下卑た笑みではなくて、心の底からみたいな優し気な笑みに、少し子どもっぽい無邪気さの含まれた笑顔に脱力。
『目標が出来てもやっぱり辛くて苦しくて、でも君は少し心を開いて俺の手を握って助けてと言うてくれたから、あれからずっと、ずっと、走り続けてこられましたしこれからも続けます』
俺はまだまだ未熟者だけど、俺が出会った時のネビーには追い付いたかもしれない。
俺は先程、シンが「ありがとう」というように笑ってくれたから、また走り続けられる。
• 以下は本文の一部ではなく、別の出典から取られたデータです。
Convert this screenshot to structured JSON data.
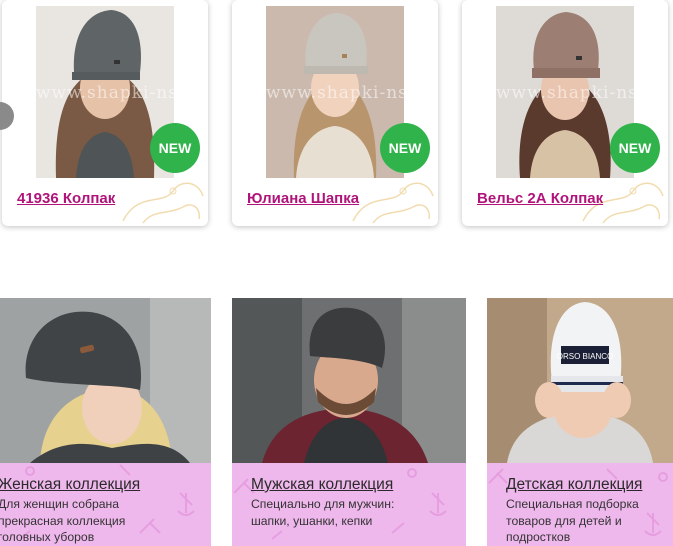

それも長く、うんと長く。
自然と両手を確認したら、そこはもう母親の血で染まっていなかった。
「復讐したかったなんて大事にされていたんだな。その手に母親の血なんてついていないだろう。普通の親は子の幸福を祈るものだ」
「えっ?」
「眠くなったから寝る」
立ち去ろうとしたシンを思わず呼び止める。
「君の親は普通ではないのか?」
「ふっ、おい、そこにデカいムカデがいるぞ」
「えっ⁈ うおわっ!」
その通りでムカデがいて、シンは俺を見下ろして冷めた瞳で、悲しげに微笑んだ。
いつか犯罪者になる可能性がある酷く荒んだ目ではなくて、彼は孤独に蝕まれていたんだと今気がつく。
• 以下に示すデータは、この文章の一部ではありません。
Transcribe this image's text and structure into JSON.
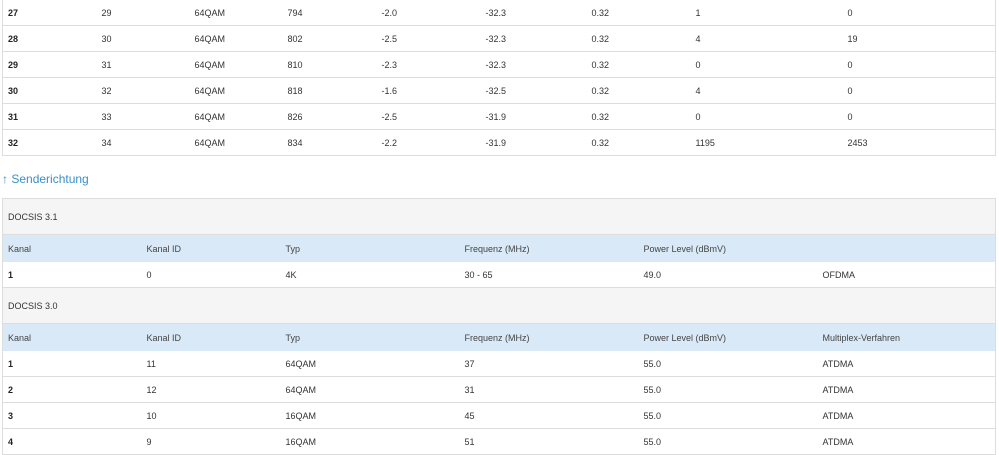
{
  "downstream": {
    "rows": [
      [
        "27",
        "29",
        "64QAM",
        "794",
        "-2.0",
        "-32.3",
        "0.32",
        "1",
        "0"
      ],
      [
        "28",
        "30",
        "64QAM",
        "802",
        "-2.5",
        "-32.3",
        "0.32",
        "4",
        "19"
      ],
      [
        "29",
        "31",
        "64QAM",
        "810",
        "-2.3",
        "-32.3",
        "0.32",
        "0",
        "0"
      ],
      [
        "30",
        "32",
        "64QAM",
        "818",
        "-1.6",
        "-32.5",
        "0.32",
        "4",
        "0"
      ],
      [
        "31",
        "33",
        "64QAM",
        "826",
        "-2.5",
        "-31.9",
        "0.32",
        "0",
        "0"
      ],
      [
        "32",
        "34",
        "64QAM",
        "834",
        "-2.2",
        "-31.9",
        "0.32",
        "1195",
        "2453"
      ]
    ]
  },
  "upstream": {
    "link_arrow": "↑",
    "link_label": "Senderichtung",
    "docsis31": {
      "section_title": "DOCSIS 3.1",
      "headers": [
        "Kanal",
        "Kanal ID",
        "Typ",
        "Frequenz (MHz)",
        "Power Level (dBmV)",
        ""
      ],
      "rows": [
        [
          "1",
          "0",
          "4K",
          "30 - 65",
          "49.0",
          "OFDMA"
        ]
      ]
    },
    "docsis30": {
      "section_title": "DOCSIS 3.0",
      "headers": [
        "Kanal",
        "Kanal ID",
        "Typ",
        "Frequenz (MHz)",
        "Power Level (dBmV)",
        "Multiplex-Verfahren"
      ],
      "rows": [
        [
          "1",
          "11",
          "64QAM",
          "37",
          "55.0",
          "ATDMA"
        ],
        [
          "2",
          "12",
          "64QAM",
          "31",
          "55.0",
          "ATDMA"
        ],
        [
          "3",
          "10",
          "16QAM",
          "45",
          "55.0",
          "ATDMA"
        ],
        [
          "4",
          "9",
          "16QAM",
          "51",
          "55.0",
          "ATDMA"
        ]
      ]
    }
  }
}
つまり、俺が監獄にいた時の水に写ったあの目も、復讐心や憎悪に燃える目ではなくて……。
「愛でてみせろよ、その気持ちの悪い虫を。普通はそんなこと出来ない。しないさ」
暗闇へ溶けるように去っていくシンの背中には再び強い拒絶が滲んでいる。俺はその背中にこうぶつけた。
「君を醜い化物と言う者が現れたら必ず俺を呼べ。君は俺に、温かい温泉と布団を恵んでくれて、アザミさんにお礼を言える素晴らしい人間だ! 傷つけられても誰かに優しく出来るのは、本当に優しい人なんだ!」
暗闇から返事はなく、俺のこの台詞は彼に届いたのか届かなかったのか不明。
翌朝起きたら、俺の枕元に赤鹿を陵辱して快楽を貪る兵官の短編が置いてあって、生々しい描写過ぎて読みたくないのに引き込まれる何かがあり、つい最後まで読んで、朝からげんなり。
ただバレた兵官は「性処理じゃなくて、人は愛せず、この優しい赤鹿を愛しているんだ」と大宣言して赤鹿と入籍するというオチで、最後に題名が出てきて「兵官の幸福な嫁取り」だったので、怒る気にはなれなかった。